HPE Private Cloud Sales Should Rise As ‘Options’ Increase
Todd Burkhardt, co-president, customer engagement and CIO for Nth Generation Computing, San Diego, said he “absolutely” expects the new private cloud portfolio to accelerate HPE private cloud sales growth.
Burkhardt said customers are increasingly looking at leveraging HPE VM Essentials and private cloud to move workloads off Broadcom VMware. “Customers are looking at reducing their Broadcom bill and using that to spend on hardware to keep projects moving forward,” he said. “HPE is well-positioned with VM Essentials and Morpheus. They continue to invest in engineering for those products. I have never seen HPE move this quickly with their own homegrown solution.”
The new fourth-generation HPE private cloud portfolio is a big leap forward, said Burkhardt. “The HPE private cloud platform is definitely more mature, taking it from Simplivity all the way to a fully managed private cloud,” he said. “HPE having a full-stack private cloud portfolio gives them an advantage over the hyperscalers and some of the other OEMs out there,” he said. “It is truly a mature platform. One of the best things (HPE CEO) Antonio (Neri) did was to leverage best of breed solutions with acquisitions like Morpheus and Zerto and data protection from Veeam. Customers have the comfort level of having best of breed solutions without vendor lock in. It gives customers confidence and flexibility to move from one backup platform to another supported by GreenLake.”
The single data platform with file and block storage on the Alletra MP X10000 is a “huge” advantage for HPE in the storage market, said Burkhardt. “That gives customers one solution for both file and block and then you have the B10000 that can scale for AIOps,” he said. “It’s a well-rounded portfolio. It’s a great story.”
HPE now has the best portfolio and channel program it has ever had in 30 years of partnering with Nth Generation, said Burkhardt. “This is by far the most complete portfolio HPE has ever had from compute to storage to backup and disaster recovery,” he said. “It’s very exciting along with the new channel program. The profitability has also never been better.”
Burkhardt credited HPE Vice President of North America Channel Jeremiah Jenson for reinvigorating HPE partner program profitability.“Jeremiah has done a great job incorporating new incentives that have made HPE more competitive with other channel programs out there,” he said. “HPE is getting partner’s attention with the new incentives!”
Burkhardt said he expects Nth Generation’s HPE sales to be up double-digits this year even with the memory shortage and supply chain crisis.
Ultimately, customers realize that they need to make significant technology investments to remain competitive in the AI era, said Burkhardt. “We’ve seen large deals that we thought customers would delay or maybe even put off completely and then have them come back and spend four to five X what they would have spent 18 months ago and shockingly issuing a PO (purchase offer),” he said. “We’re seeing commercial and public sector customers continue to move forward with their projects given price increases and supply chain delays. That speaks to the HPE portfolio with offerings like Compute Ops Management (COMs), Morpheus and the management visibility HPE is providing. With HPE we’re helping customers modernize their data center and reducing their server footprint, cutting back on rackspace and cooling by moving to Gen12 servers.”

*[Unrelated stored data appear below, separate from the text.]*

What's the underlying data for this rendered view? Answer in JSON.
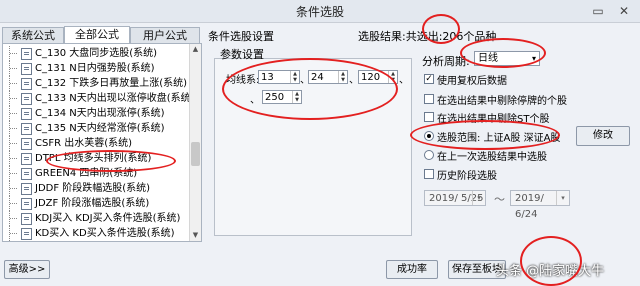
{
  "window": {
    "title": "条件选股",
    "minimize": "▭",
    "close": "✕"
  },
  "tabs": [
    {
      "label": "系统公式",
      "active": false
    },
    {
      "label": "全部公式",
      "active": true
    },
    {
      "label": "用户公式",
      "active": false
    }
  ],
  "formulas": [
    "C_130 大盘同步选股(系统)",
    "C_131 N日内强势股(系统)",
    "C_132 下跌多日再放量上涨(系统)",
    "C_133 N天内出现以涨停收盘(系统)",
    "C_134 N天内出现涨停(系统)",
    "C_135 N天内经常涨停(系统)",
    "CSFR 出水芙蓉(系统)",
    "DTPL 均线多头排列(系统)",
    "GREEN4 四串阴(系统)",
    "JDDF 阶段跌幅选股(系统)",
    "JDZF 阶段涨幅选股(系统)",
    "KDJ买入 KDJ买入条件选股(系统)",
    "KD买入 KD买入条件选股(系统)"
  ],
  "condition": {
    "title": "条件选股设置",
    "result": "选股结果:共选出:206个品种",
    "params_title": "参数设置",
    "ma_label": "均线系:",
    "ma_values": [
      "13",
      "24",
      "120",
      "250"
    ],
    "sep": "、"
  },
  "period": {
    "label": "分析周期:",
    "value": "日线"
  },
  "options": {
    "use_adj": {
      "label": "使用复权后数据",
      "checked": true
    },
    "exclude_suspended": {
      "label": "在选出结果中剔除停牌的个股",
      "checked": false
    },
    "exclude_st": {
      "label": "在选出结果中剔除ST个股",
      "checked": false
    },
    "range": {
      "label": "选股范围: 上证A股 深证A股",
      "selected": true
    },
    "prev_result": {
      "label": "在上一次选股结果中选股",
      "selected": false
    },
    "history": {
      "label": "历史阶段选股",
      "checked": false
    }
  },
  "modify_label": "修改",
  "dates": {
    "start": "2019/ 5/25",
    "end": "2019/ 6/24",
    "tilde": "～"
  },
  "buttons": {
    "advanced": "高级>>",
    "success_rate": "成功率",
    "save_block": "保存至板块"
  },
  "watermark": "头条 @陆家嘴大牛",
  "colors": {
    "annotation": "#e32020"
  },
  "icons": {
    "check": "✓",
    "dropdown": "▾",
    "spin_up": "▲",
    "spin_down": "▼",
    "scroll_up": "▲",
    "scroll_down": "▼"
  }
}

C.R. Howdyshell, CEO of Independence, Ohio-based Advizex, a Myriad360 company, said the new HPE private cloud portfolio offers customers “options” in the wake of the challenges they are facing with both Broadcom VMware and public cloud.
“Customers are looking for options to start de-risking the challenges with Broadcom and public cloud,” he said. “Customers want more effective ways to run their workloads without compromises from a technology perspective. This gives customers a single point of accountability with robust technology behind it. It is a robust technology platform that is easy for customers to consume.”